For more than one prominent MP of the Thatcherite right, there was enough from Mr Major to suggest that the referendum door was not so much ajar as unlocked. Mr Major held consultations with senior Cabinet colleagues before issuing his careful words on referendums. But he appeared to some pro- Europeans to have gone further in their direction in his answers to Sir Terence Higgins, the MP for Worthing.
In a clear side-swipe at calls for a referendum either on the single currency or on the conclusions reached by the EU Inter-Governmental Conference in 1996, Sir Terence said: 'It is absurd for those who argue that the authority of this House is being usurped by Brussels to advocate the use of such a device which would undermine the authority of this House.'
Mr Major declared: 'The points made by you are undeniable and I agree with them.' He said he did not intend to return from the 1996 Inter-Governmental Conference with a 'package that this House would find unacceptable'.
The latest ICM poll for the Guardian newspaper reveals that more than half the electorate - 55 per cent - believe John Major should stand down.
Only 26 per cent say they would vote Conservative at a general election.

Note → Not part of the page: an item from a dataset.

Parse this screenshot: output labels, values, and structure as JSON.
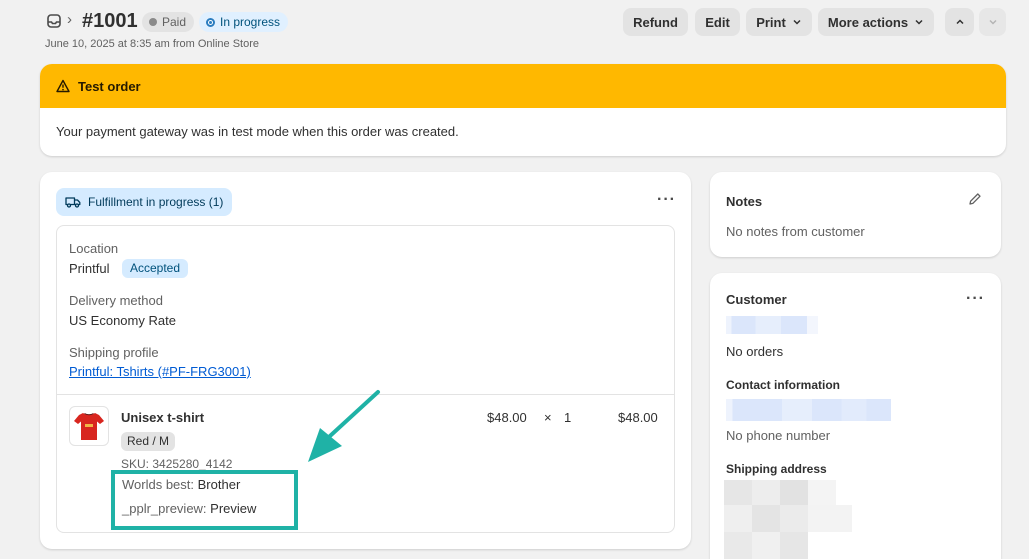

That puts the Tories equal with the Liberal Democrats, with Labour well ahead on 44 per cent. Only 27 per cent of those polled say that they will vote Tory in next month's European elections. The Labour vote is put at 44 per cent with 24 per cent for the Liberal Democrats.
A projection made from the poll results by Professor John Curtice of the University of Strathclyde, forecasts the Conservatives would see their European parliamentary numbers fall to 16.